2. The respondents resisted the suit contending that the plaintiff has no locus standi to institute the suit. The decree in O.S. No. 20 of 1978 operates as res judicata to the present litigation. Under Section 9 of the C.P.C. the Civil Court has no jurisdiction to entertain the suit. Under Ex.A-1 the suit property was gifted to the Salvation Army which is now represented by the respondents for the purpose of conducting the Christian aradhana. It was not dedicated to the Christian community. At the time of the gift, the donors were in the Salvation Army The Christian rituals mentioned in Ex.A-1 refer only to the practice allowed by the Salvation Army. That the endowment was for the purpose of conducting aradhana as was then practised by the Christians is not true. The Salvation Army never accepted baptism and the Lord's supper as essential rituals in Christianity. The Army did not practice the rituals of breaking of bread of distributing the pieces of bread and wine to the members of the congregation as representing the flesh and blood of Jesus Christ. The concept of the worshipers consuming the flesh and blood of the Lord even if it be in a symbolical form was not approved by the Salvation Army. At no time, the rituals referred to in the plaint were conducted in the suit building. The gift was accepted by the Salvation Army only on the distinct understanding that the form of worship to be performed in the prayer hall would be in the Christian form as followed by the Salvation Army.

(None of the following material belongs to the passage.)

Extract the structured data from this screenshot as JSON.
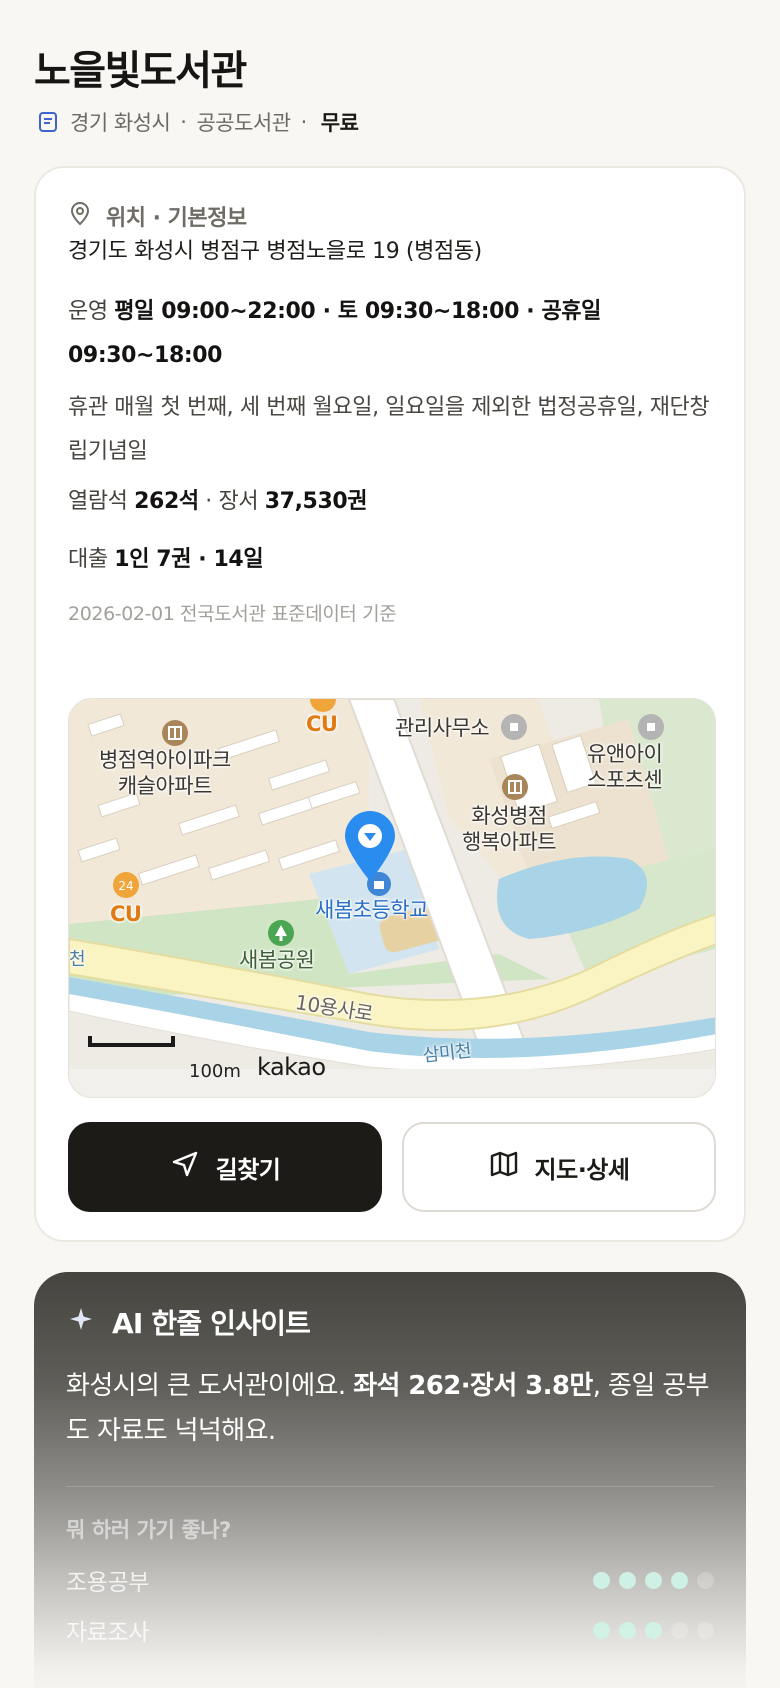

3. The maintainability of the suit under Sections 9 and 11, C.P.C. was taken up as preliminary issues in the trial Court and negatived, holding that the relief claimed is not of civil nature and the decree in O.S. No. 20 of 1978 operates as res judicata for the trial of the present suit. The appellant plaintiff took up the matter in appeal before the Sub-Court, Tenkasi in A.S. No. 30 of 1981 on its file. The lower appellate court concurred with the finding of the trial court and dismissed the appeal.
4. The substantial questions of law raised in this second appeal are as under:
1. Whether the suit as framed is not maintainable under Section 9, C.P.C.?
2. Whether the present action is barred by res judicata by reason of Ex.B-2 judgment?
5. The reliefs claimed by the appellant in this action are declaration that he has the right to worship adopting the rituals and practices of the Christian community of Sambavarvadakarai in the suit property in the mariner followed by him all along and the consequential injunction. The practice or ritual for which he seeks sanction is that of baptism by immersion on personal confession of faith and the commenoration of Lord's death in the breaking of bread. The courts below had taken the view that the subject matter of dispute relates only to religious ceremonies without a claim of any office or any emoluments and hence it is not a suit of civil nature as contemplated under Section 9, C.P.C. Mrs. Uma Ramanathan, learned Counsel for the appellant argued that the property was dedicated under Ex.A-1 gift deed only for the purpose of conducting the Christian aradhana in the mode then prevalent and the Salvation Army accepted the gift on the specific understanding of making the property available for the said purpose. The rituals and practices of baptism and Lord's supper have been observed in the suit property for a long time. The suit was instituted only on account of the attempt on the part of the respondents to prevent the performance of the said rituals and practices. The suit is not one to regulate the religious rites and ceremonies but to establish the time honoured customary rights of worship as recognised in ExA-1. The right of an individual to offer worship in a particular form as in the past is a recognised civil right and the appellant is entitled to the protection of the court in the exercising of his right. It is also her grievance that the courts below have failed to discuss the various clauses mentioned in Ex.A-1 gift deed. But as it has been pointed out by Mr. S. Mani Kumar, learned Counsel for the respondents, in deciding the preliminary issues the court is concerned only with the reliefs claimed in the plaint.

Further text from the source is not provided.